Я сидел перед нашей палаткой, и меня била дрожь. Я смотрел на град, покрывший далёкие склоны, и дрожал ещё сильнее. Обхватив колени руками, я смотрел на голого этого ребёнка, ползущего на четвереньках по мокрой траве, и меня била дрожь. Шерсть красного волкодава казалась тёплой, но это была не моя шкура, и против этих холодных градин я был, как свирель, полый — холод прямо-таки свистел во мне. Говорили, что я наелся неспелых слив, вот и знобит меня, говорили, горло больное, а голый этот ребёнок схватился обеими руками за вымя козы и сосал её крепкий сосок, коза волокла его за собой, а он всё равно не отрывался и сосал, и моя мать сказала, что горы не для меня и я не для гор.

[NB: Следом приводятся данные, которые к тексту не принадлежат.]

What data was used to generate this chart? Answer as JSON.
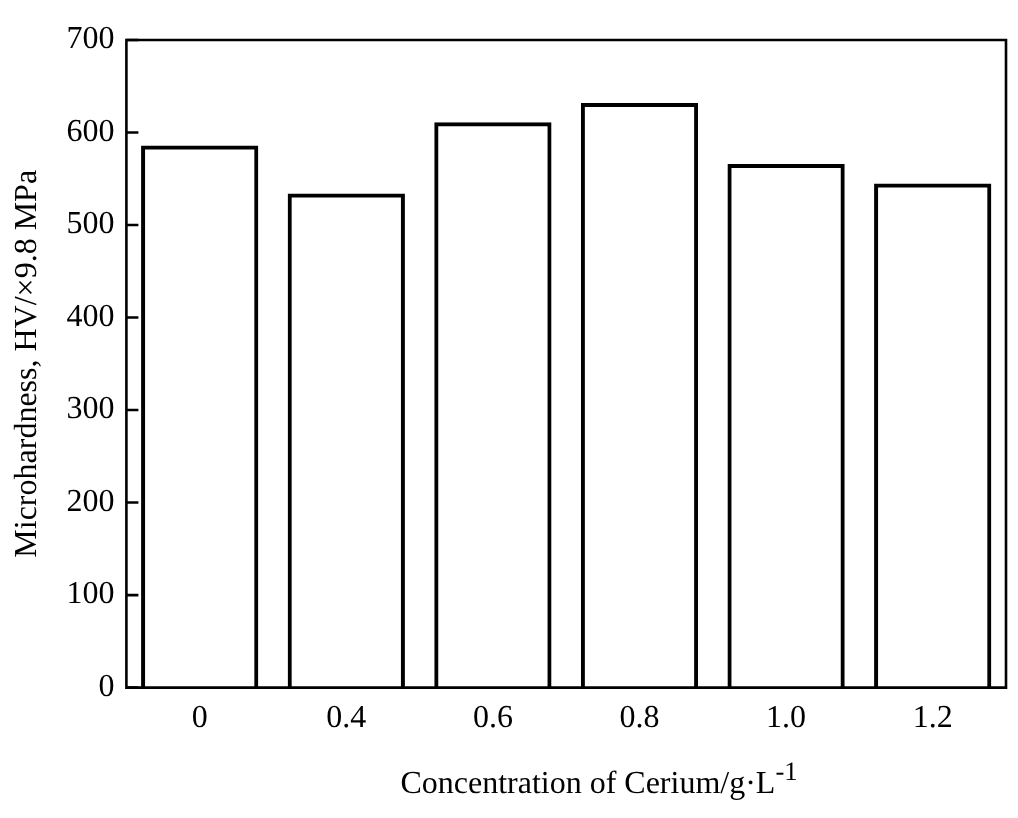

— Ступай в село, — сказала моя мать, — собирайся в город.
И мой азербайджанский остался на половине, и потому я сейчас нескладно пересказал разговор Огана и азербайджанца о щенках. Азербайджанец сказал: «Осенью они взрослыми собаками станут». Оган сказал: «Если хорошо смотреть за ними». Азербайджанец сказал: «Ты чабан что надо, ты знаешь своё дело». Оган сказал: «За четыре года войны я ни одной овцы не отдал волкам, ни одного ягнёнка, и другом моим был вот этот дряхлый Чамбар». Азербайджанец сказал: «Я тебе не щенка даю — брата даю, друга даю».

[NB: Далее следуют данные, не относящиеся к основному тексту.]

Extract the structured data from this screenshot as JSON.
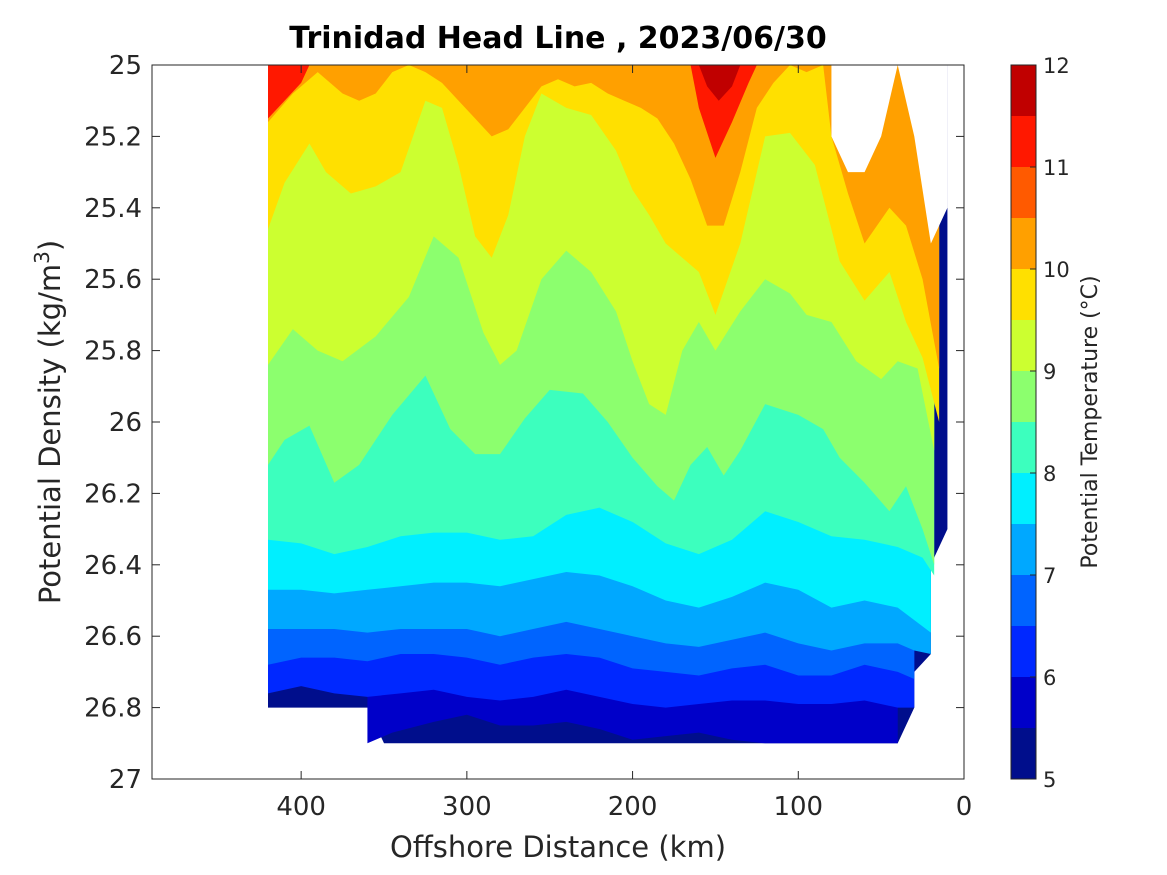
{
  "chart_data": {
    "type": "contour",
    "title": "Trinidad Head Line , 2023/06/30",
    "xlabel": "Offshore Distance (km)",
    "ylabel_main": "Potential Density (kg/m",
    "ylabel_sup": "3",
    "ylabel_end": ")",
    "x_reversed": true,
    "y_reversed": true,
    "xlim": [
      490,
      0
    ],
    "ylim": [
      25,
      27
    ],
    "xticks": [
      {
        "value": 400,
        "label": "400"
      },
      {
        "value": 300,
        "label": "300"
      },
      {
        "value": 200,
        "label": "200"
      },
      {
        "value": 100,
        "label": "100"
      },
      {
        "value": 0,
        "label": "0"
      }
    ],
    "yticks": [
      {
        "value": 25,
        "label": "25"
      },
      {
        "value": 25.2,
        "label": "25.2"
      },
      {
        "value": 25.4,
        "label": "25.4"
      },
      {
        "value": 25.6,
        "label": "25.6"
      },
      {
        "value": 25.8,
        "label": "25.8"
      },
      {
        "value": 26,
        "label": "26"
      },
      {
        "value": 26.2,
        "label": "26.2"
      },
      {
        "value": 26.4,
        "label": "26.4"
      },
      {
        "value": 26.6,
        "label": "26.6"
      },
      {
        "value": 26.8,
        "label": "26.8"
      },
      {
        "value": 27,
        "label": "27"
      }
    ],
    "colorbar": {
      "label": "Potential Temperature (°C)",
      "range": [
        5,
        12
      ],
      "ticks": [
        {
          "value": 5,
          "label": "5"
        },
        {
          "value": 6,
          "label": "6"
        },
        {
          "value": 7,
          "label": "7"
        },
        {
          "value": 8,
          "label": "8"
        },
        {
          "value": 9,
          "label": "9"
        },
        {
          "value": 10,
          "label": "10"
        },
        {
          "value": 11,
          "label": "11"
        },
        {
          "value": 12,
          "label": "12"
        }
      ],
      "levels": [
        5,
        5.5,
        6,
        6.5,
        7,
        7.5,
        8,
        8.5,
        9,
        9.5,
        10,
        10.5,
        11,
        11.5,
        12
      ],
      "colors": [
        "#000e8c",
        "#0000c9",
        "#0028ff",
        "#0064ff",
        "#00a8ff",
        "#00efff",
        "#3cffbe",
        "#8cff6e",
        "#ccff30",
        "#ffe000",
        "#ffa000",
        "#ff5a00",
        "#ff1800",
        "#c00000"
      ]
    },
    "data_extent": {
      "x_offshore_max": 420,
      "x_inshore_min": 10,
      "sigma_min": 25,
      "sigma_max": 26.9
    },
    "isotherms": [
      {
        "level": 5.5,
        "x": [
          360,
          345,
          320,
          300,
          280,
          260,
          240,
          220,
          200,
          180,
          160,
          140,
          120,
          100,
          80,
          60,
          40
        ],
        "sigma": [
          26.9,
          26.87,
          26.84,
          26.82,
          26.85,
          26.85,
          26.84,
          26.86,
          26.89,
          26.88,
          26.87,
          26.89,
          26.9,
          26.9,
          26.9,
          26.9,
          26.9
        ]
      },
      {
        "level": 6,
        "x": [
          420,
          400,
          380,
          360,
          340,
          320,
          300,
          280,
          260,
          240,
          220,
          200,
          180,
          160,
          140,
          120,
          100,
          80,
          60,
          40,
          30
        ],
        "sigma": [
          26.76,
          26.74,
          26.76,
          26.77,
          26.76,
          26.75,
          26.77,
          26.78,
          26.77,
          26.75,
          26.77,
          26.79,
          26.8,
          26.79,
          26.78,
          26.78,
          26.79,
          26.79,
          26.78,
          26.8,
          26.8
        ]
      },
      {
        "level": 6.5,
        "x": [
          420,
          400,
          380,
          360,
          340,
          320,
          300,
          280,
          260,
          240,
          220,
          200,
          180,
          160,
          140,
          120,
          100,
          80,
          60,
          40,
          30
        ],
        "sigma": [
          26.68,
          26.66,
          26.66,
          26.67,
          26.65,
          26.65,
          26.66,
          26.68,
          26.66,
          26.65,
          26.66,
          26.69,
          26.7,
          26.71,
          26.69,
          26.68,
          26.71,
          26.71,
          26.68,
          26.7,
          26.72
        ]
      },
      {
        "level": 7,
        "x": [
          420,
          400,
          380,
          360,
          340,
          320,
          300,
          280,
          260,
          240,
          220,
          200,
          180,
          160,
          140,
          120,
          100,
          80,
          60,
          40,
          30,
          20
        ],
        "sigma": [
          26.58,
          26.58,
          26.58,
          26.59,
          26.58,
          26.58,
          26.58,
          26.6,
          26.58,
          26.56,
          26.58,
          26.6,
          26.62,
          26.63,
          26.61,
          26.59,
          26.62,
          26.64,
          26.62,
          26.62,
          26.64,
          26.65
        ]
      },
      {
        "level": 7.5,
        "x": [
          420,
          400,
          380,
          360,
          340,
          320,
          300,
          280,
          260,
          240,
          220,
          200,
          180,
          160,
          140,
          120,
          100,
          80,
          60,
          40,
          20
        ],
        "sigma": [
          26.47,
          26.47,
          26.48,
          26.47,
          26.46,
          26.45,
          26.45,
          26.46,
          26.44,
          26.42,
          26.43,
          26.46,
          26.5,
          26.52,
          26.49,
          26.45,
          26.47,
          26.52,
          26.5,
          26.52,
          26.59
        ]
      },
      {
        "level": 8,
        "x": [
          420,
          400,
          380,
          360,
          340,
          320,
          300,
          280,
          260,
          240,
          220,
          200,
          180,
          160,
          140,
          120,
          100,
          80,
          60,
          40,
          25,
          18
        ],
        "sigma": [
          26.33,
          26.34,
          26.37,
          26.35,
          26.32,
          26.31,
          26.31,
          26.33,
          26.32,
          26.26,
          26.24,
          26.28,
          26.34,
          26.37,
          26.33,
          26.25,
          26.28,
          26.32,
          26.33,
          26.35,
          26.38,
          26.43
        ]
      },
      {
        "level": 8.5,
        "x": [
          420,
          410,
          395,
          380,
          365,
          345,
          325,
          310,
          295,
          280,
          265,
          250,
          230,
          215,
          200,
          185,
          175,
          165,
          155,
          145,
          135,
          120,
          100,
          85,
          75,
          60,
          45,
          35,
          25,
          18
        ],
        "sigma": [
          26.12,
          26.05,
          26.01,
          26.17,
          26.12,
          25.98,
          25.87,
          26.02,
          26.09,
          26.09,
          25.99,
          25.91,
          25.92,
          26.0,
          26.1,
          26.18,
          26.22,
          26.12,
          26.07,
          26.15,
          26.08,
          25.95,
          25.98,
          26.02,
          26.1,
          26.17,
          26.25,
          26.18,
          26.3,
          26.4
        ]
      },
      {
        "level": 9,
        "x": [
          420,
          405,
          390,
          375,
          355,
          335,
          320,
          305,
          290,
          280,
          270,
          255,
          240,
          225,
          210,
          200,
          190,
          180,
          170,
          160,
          150,
          135,
          120,
          105,
          95,
          80,
          65,
          50,
          40,
          28,
          18
        ],
        "sigma": [
          25.84,
          25.74,
          25.8,
          25.83,
          25.76,
          25.65,
          25.48,
          25.54,
          25.75,
          25.84,
          25.8,
          25.6,
          25.52,
          25.58,
          25.69,
          25.83,
          25.95,
          25.98,
          25.8,
          25.72,
          25.8,
          25.69,
          25.6,
          25.64,
          25.7,
          25.72,
          25.83,
          25.88,
          25.83,
          25.85,
          26.08
        ]
      },
      {
        "level": 9.5,
        "x": [
          420,
          410,
          395,
          385,
          370,
          355,
          340,
          325,
          315,
          305,
          295,
          285,
          275,
          265,
          255,
          240,
          225,
          210,
          200,
          190,
          180,
          170,
          160,
          150,
          135,
          120,
          105,
          90,
          75,
          60,
          45,
          35,
          25,
          15
        ],
        "sigma": [
          25.46,
          25.33,
          25.22,
          25.3,
          25.36,
          25.34,
          25.3,
          25.1,
          25.12,
          25.28,
          25.48,
          25.54,
          25.42,
          25.2,
          25.08,
          25.12,
          25.14,
          25.24,
          25.35,
          25.42,
          25.5,
          25.54,
          25.58,
          25.7,
          25.5,
          25.2,
          25.19,
          25.28,
          25.55,
          25.66,
          25.58,
          25.72,
          25.82,
          26.0
        ]
      },
      {
        "level": 10,
        "x": [
          420,
          405,
          390,
          375,
          365,
          355,
          345,
          335,
          325,
          315,
          305,
          295,
          285,
          275,
          265,
          255,
          245,
          235,
          225,
          215,
          205,
          195,
          185,
          175,
          165,
          155,
          145,
          135,
          125,
          115,
          105,
          95,
          85,
          80,
          70,
          60,
          45,
          35,
          25,
          15
        ],
        "sigma": [
          25.16,
          25.08,
          25.02,
          25.08,
          25.1,
          25.08,
          25.02,
          25.0,
          25.02,
          25.05,
          25.1,
          25.15,
          25.2,
          25.18,
          25.12,
          25.06,
          25.04,
          25.06,
          25.05,
          25.08,
          25.1,
          25.12,
          25.15,
          25.22,
          25.32,
          25.45,
          25.45,
          25.3,
          25.12,
          25.05,
          25.0,
          25.02,
          25.0,
          25.2,
          25.36,
          25.5,
          25.4,
          25.45,
          25.6,
          25.85
        ]
      }
    ]
  }
}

Горы были не для меня, но и город тоже не для меня был. Сын моей тётки сел писать письмо домой, написал, что погода в Ереване хорошая, что сам он живёт хорошо и что я тоже живу хорошо, что спим мы полные восемь часов, на завтрак нам дают джем, масло, сладкое какао, на обед дают борщ, котлеты, компот или виноград, на ужин биточки, чахохбили, крепкий чай с четырьмя кусками сахара, чёрного и белого хлеба, сколько хочешь, и наша учёба продвигается вперёд. Это была правда.
Он писал и орошал письмо слёзами, на каждую страничку по две капли слёз. Две капли, потому что два глаза, из каждого глаза по капельке. Он мог бы пролить слёз гораздо больше, но тогда письмо бы размылось и его нельзя было бы прочесть. Это были не лживые слёзы, и в письме его была правда, но это его какао мне не нравилось, его крепкий чай мне не нравился, его слёзы меня смешили. И потом, на что крестьянам наша хорошая городская погода?

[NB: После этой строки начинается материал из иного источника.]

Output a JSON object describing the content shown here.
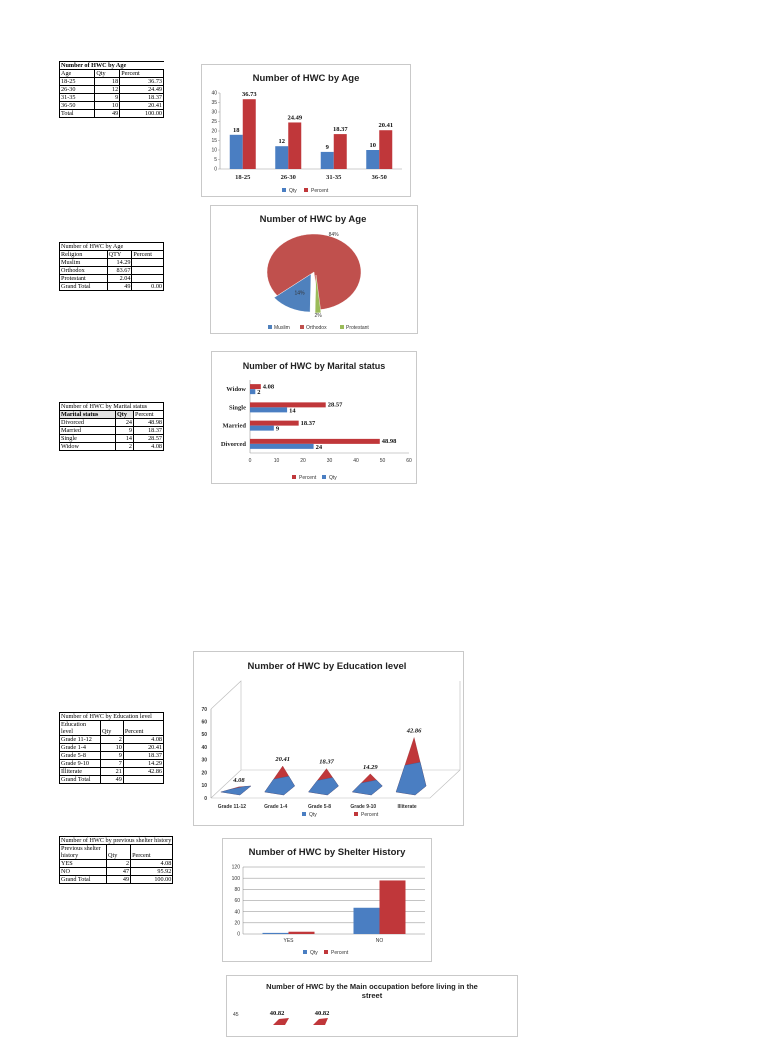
{
  "colors": {
    "qty": "#4a7ec2",
    "percent": "#c0373a",
    "protestant": "#9bbb59",
    "orthodox": "#c0504d",
    "muslim": "#4f81bd"
  },
  "tables": {
    "age": {
      "caption": "Number of HWC by Age",
      "headers": [
        "Age",
        "Qty",
        "Percent"
      ],
      "rows": [
        [
          "18-25",
          "18",
          "36.73"
        ],
        [
          "26-30",
          "12",
          "24.49"
        ],
        [
          "31-35",
          "9",
          "18.37"
        ],
        [
          "36-50",
          "10",
          "20.41"
        ],
        [
          "Total",
          "49",
          "100.00"
        ]
      ]
    },
    "religion": {
      "caption": "Number of HWC by Age",
      "headers": [
        "Religion",
        "QTY",
        "Percent"
      ],
      "rows": [
        [
          "Muslim",
          "14.29",
          ""
        ],
        [
          "Orthodox",
          "83.67",
          ""
        ],
        [
          "Protestant",
          "2.04",
          ""
        ],
        [
          "Grand Total",
          "49",
          "0.00"
        ]
      ]
    },
    "marital": {
      "caption": "Number of HWC by Marital status",
      "headers": [
        "Marital status",
        "Qty",
        "Percent"
      ],
      "rows": [
        [
          "Divorced",
          "24",
          "48.98"
        ],
        [
          "Married",
          "9",
          "18.37"
        ],
        [
          "Single",
          "14",
          "28.57"
        ],
        [
          "Widow",
          "2",
          "4.08"
        ]
      ]
    },
    "education": {
      "caption": "Number of HWC by Education level",
      "headers": [
        "Education level",
        "Qty",
        "Percent"
      ],
      "rows": [
        [
          "Grade 11-12",
          "2",
          "4.08"
        ],
        [
          "Grade 1-4",
          "10",
          "20.41"
        ],
        [
          "Grade 5-8",
          "9",
          "18.37"
        ],
        [
          "Grade 9-10",
          "7",
          "14.29"
        ],
        [
          "Illiterate",
          "21",
          "42.86"
        ],
        [
          "Grand Total",
          "49",
          ""
        ]
      ]
    },
    "shelter": {
      "caption": "Number of HWC by previous shelter history",
      "headers": [
        "Previous shelter history",
        "Qty",
        "Percent"
      ],
      "rows": [
        [
          "YES",
          "2",
          "4.08"
        ],
        [
          "NO",
          "47",
          "95.92"
        ],
        [
          "Grand Total",
          "49",
          "100.00"
        ]
      ]
    }
  },
  "chart_data": [
    {
      "type": "bar",
      "title": "Number of HWC by Age",
      "categories": [
        "18-25",
        "26-30",
        "31-35",
        "36-50"
      ],
      "series": [
        {
          "name": "Qty",
          "values": [
            18,
            12,
            9,
            10
          ]
        },
        {
          "name": "Percent",
          "values": [
            36.73,
            24.49,
            18.37,
            20.41
          ]
        }
      ],
      "data_labels": {
        "qty": [
          "18",
          "12",
          "9",
          "10"
        ],
        "percent": [
          "36.73",
          "24.49",
          "18.37",
          "20.41"
        ]
      },
      "ylim": [
        0,
        40
      ],
      "yticks": [
        "0",
        "5",
        "10",
        "15",
        "20",
        "25",
        "30",
        "35",
        "40"
      ],
      "legend": "bottom"
    },
    {
      "type": "pie",
      "title": "Number of HWC by Age",
      "labels": [
        "Muslim",
        "Orthodox",
        "Protestant"
      ],
      "values": [
        14,
        84,
        2
      ],
      "slice_labels": [
        "14%",
        "84%",
        "2%"
      ],
      "legend": "bottom"
    },
    {
      "type": "bar",
      "orientation": "horizontal",
      "title": "Number of HWC by Marital status",
      "categories": [
        "Widow",
        "Single",
        "Married",
        "Divorced"
      ],
      "series": [
        {
          "name": "Percent",
          "values": [
            4.08,
            28.57,
            18.37,
            48.98
          ]
        },
        {
          "name": "Qty",
          "values": [
            2,
            14,
            9,
            24
          ]
        }
      ],
      "data_labels": {
        "percent": [
          "4.08",
          "28.57",
          "18.37",
          "48.98"
        ],
        "qty": [
          "2",
          "14",
          "9",
          "24"
        ]
      },
      "xlim": [
        0,
        60
      ],
      "xticks": [
        "0",
        "10",
        "20",
        "30",
        "40",
        "50",
        "60"
      ],
      "legend": "bottom"
    },
    {
      "type": "bar",
      "style": "3d-pyramid",
      "title": "Number of HWC by Education level",
      "categories": [
        "Grade 11-12",
        "Grade 1-4",
        "Grade 5-8",
        "Grade 9-10",
        "Illiterate"
      ],
      "series": [
        {
          "name": "Qty",
          "values": [
            2,
            10,
            9,
            7,
            21
          ]
        },
        {
          "name": "Percent",
          "values": [
            4.08,
            20.41,
            18.37,
            14.29,
            42.86
          ]
        }
      ],
      "data_labels": {
        "percent": [
          "4.08",
          "20.41",
          "18.37",
          "14.29",
          "42.86"
        ]
      },
      "ylim": [
        0,
        70
      ],
      "yticks": [
        "0",
        "10",
        "20",
        "30",
        "40",
        "50",
        "60",
        "70"
      ],
      "legend": "bottom"
    },
    {
      "type": "bar",
      "title": "Number of HWC by Shelter History",
      "categories": [
        "YES",
        "NO"
      ],
      "series": [
        {
          "name": "Qty",
          "values": [
            2,
            47
          ]
        },
        {
          "name": "Percent",
          "values": [
            4.08,
            95.92
          ]
        }
      ],
      "ylim": [
        0,
        120
      ],
      "yticks": [
        "0",
        "20",
        "40",
        "60",
        "80",
        "100",
        "120"
      ],
      "legend": "bottom"
    },
    {
      "type": "bar",
      "title": "Number of HWC by the Main occupation before living in the street",
      "data_labels": [
        "40.82",
        "40.82"
      ],
      "yticks": [
        "45"
      ],
      "partial": true
    }
  ]
}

— Напиши, что плакал мало, чтобы письмо можно было прочитать, — сказал я.
Он умудрялся быть чувствительным и дисциплинированным одновременно. Он запечатал конверт, надписал адрес, но над адресом лить слёз не стал, потому что почтальонам на его слёзы было начхать, а вот адрес они могли не разобрать, и, аккуратно одетый, подтянутый, в начищенных ботинках, он предстал перед завучем. Он попросил у него разрешения пойти опустить письмо в почтовый ящик. Потом, опять-таки с разрешения, пошёл демонстрировать своё великолепное тело гимнаста студентам художественной академии, чтобы они лепили своих «Непоколебимого», «Юношу», «Возмужание», «Скалы», «Мы победим» — три рубля в час, а я в это время сидел и писал письмо, и у меня ничего не получалось. «Град в горах стаял? — писал я, писал и зачёркивал. — Поля пожелтели уже? Малина поспела? — И тут же зачёркивал. — Ну как там щенки? А град когда растаял и воды в реке прибавилось, нашу запруду не занесло песком? Азербайджанец и Оган не подрались ли? Дед выходит в сад? Вишня у Абовенцев ещё не поспела? Нэри отару тянет? Асатура всё ещё кличут Майором? Дядюшка Артём не играет на свирели? А два красных мака на далёком склоне всё такие же красные среди зелени? Фасоль зацвела? Как собаки?»
Я вышел из общежития и в путаном городе Ереване среди духоты и пылищи нашёл квартал Шилачи, а в Шилачи дом дочки материной тётки.